Modal Inference

I am using modal to host an LLM that uses the OpenAI API spec.

Has anyone had success configuring the deepagents CLI to use inference for model(s) hosted on modal?

My latest attempt was a swing at using litellm as the provider. It didn’t throw any error, and even though the model was switched within the interface via /model, it calls were hitting my default LLM which is an OpenAI model.

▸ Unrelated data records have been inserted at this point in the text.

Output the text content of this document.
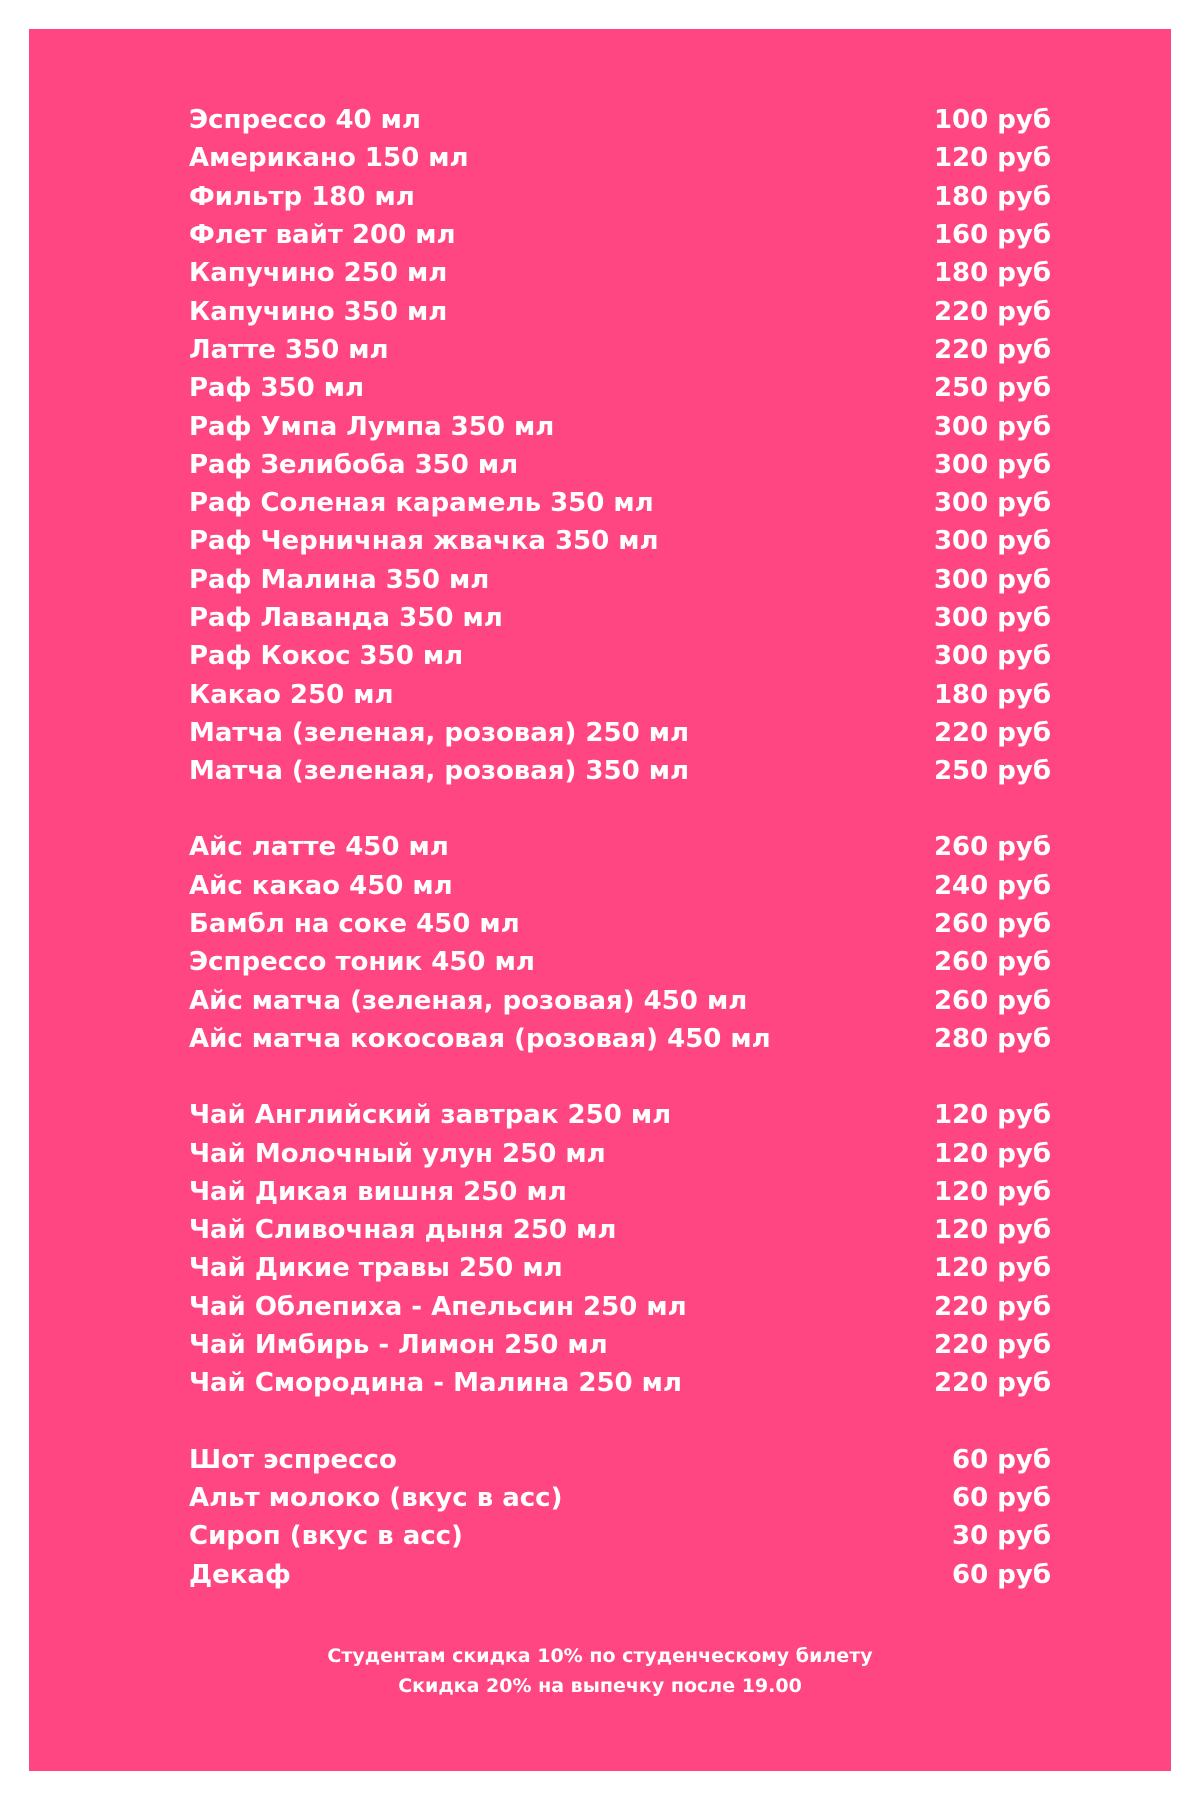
Эспрессо 40 мл	100 руб
Американо 150 мл	120 руб
Фильтр 180 мл	180 руб
Флет вайт 200 мл	160 руб
Капучино 250 мл	180 руб
Капучино 350 мл	220 руб
Латте 350 мл	220 руб
Раф 350 мл	250 руб
Раф Умпа Лумпа 350 мл	300 руб
Раф Зелибоба 350 мл	300 руб
Раф Соленая карамель 350 мл	300 руб
Раф Черничная жвачка 350 мл	300 руб
Раф Малина 350 мл	300 руб
Раф Лаванда 350 мл	300 руб
Раф Кокос 350 мл	300 руб
Какао 250 мл	180 руб
Матча (зеленая, розовая) 250 мл	220 руб
Матча (зеленая, розовая) 350 мл	250 руб
Айс латте 450 мл	260 руб
Айс какао 450 мл	240 руб
Бамбл на соке 450 мл	260 руб
Эспрессо тоник 450 мл	260 руб
Айс матча (зеленая, розовая) 450 мл	260 руб
Айс матча кокосовая (розовая) 450 мл	280 руб
Чай Английский завтрак 250 мл	120 руб
Чай Молочный улун 250 мл	120 руб
Чай Дикая вишня 250 мл	120 руб
Чай Сливочная дыня 250 мл	120 руб
Чай Дикие травы 250 мл	120 руб
Чай Облепиха - Апельсин 250 мл	220 руб
Чай Имбирь - Лимон 250 мл	220 руб
Чай Смородина - Малина 250 мл	220 руб
Шот эспрессо	60 руб
Альт молоко (вкус в асс)	60 руб
Сироп (вкус в асс)	30 руб
Декаф	60 руб
Студентам скидка 10% по студенческому билету
Скидка 20% на выпечку после 19.00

Hey, happy to help. Quick question first: what’s pulling you toward LiteLLM here? Modal’s vLLM endpoint already speaks the OpenAI spec, so for a single endpoint you can wire it up directly with langchain-openai and skip LiteLLM entirely. If you’re using LiteLLM because you want unified routing across multiple providers (model-aliases, fallbacks, cost tracking, the proxy server), totally valid — the config is just a bit different. Knowing which case it is will save back-and-forth.

In the meantime, here’s what I’d try.

Option 1 — Direct ChatOpenAI (recommended for a single Modal endpoint)

The CLI lets you define a custom provider in ~/.deepagents/config.toml that points at any BaseChatModel subclass. For an OpenAI-compatible endpoint like Modal’s vLLM server, ChatOpenAI is the simplest fit:

[models]
default = "modal:my-llm"

[models.providers.modal]
class_path  = "langchain_openai.chat_models:ChatOpenAI"
base_url    = "https://<workspace>--<app>-serve.modal.run/v1"
api_key_env = "MODAL_API_KEY"
models      = ["my-llm"]   # whatever id vLLM serves

[models.providers.modal.params]
temperature = 0  # as needed

Then:

export MODAL_API_KEY=anything   # ChatOpenAI requires a non-empty value; vLLM ignores it unless you've added auth
deepagents
# /model → modal:my-llm

Under the hood the CLI calls ChatOpenAI(model="my-llm", base_url=..., api_key=..., temperature=0), so requests actually hit Modal — not OpenAI.

Option 2 — If you do want LiteLLM

The reason /model looked like it switched but kept hitting OpenAI: LiteLLM’s ChatLiteLLM class uses api_base, not base_url. The CLI’s top-level base_url field is a ChatOpenAI convention and gets silently dropped by LiteLLM, so traffic falls through to its default routing. Put the URL under params.api_base and prefix the model id so LiteLLM picks the OpenAI-compatible adapter:

[models.providers.litellm]
api_key_env = "LITELLM_API_KEY"
models      = ["openai/my-llm"]

[models.providers.litellm.params]
api_base = "https://<workspace>--<app>-serve.modal.run/v1"

Verifying it actually routed

Set LANGSMITH_TRACING=true and look at the trace’s invocation_params/base URL. If you still see api.openai.com, the kwargs didn’t reach the client.

Let me know which path fits and we’ll iron out the rest.

Thanks. LiteLLM was an attempt to try to stay inside the providers and “fake out” the call for modal.

Your config suggestions allowed me to hit modal and quickly switch within the cli. However it’s throwing a 400 error, but should note that I can get a successful hit modal with the following script:

from langchain_openai import ChatOpenAI

llm = ChatOpenAI(

    model="QuantTrio/Qwen3.6-35B-A3B-AWQ",

    base_url="https://MYMODAL-serve.modal.run/v1",

    api_key="dummy",

    temperature=0,

    max_tokens=50,

)

print(llm.invoke("Say hello in one sentence").content)

Can you paste the full 400 body from Modal’s app logs?

My hunch is that vLLM tool-calling might not be enabled on your end. The CLI binds tools on every call, so requests go out with tools=[...] and an implicit tool_choice="auto".

Can you update your standalone invoke("Say hello") to bind a tool?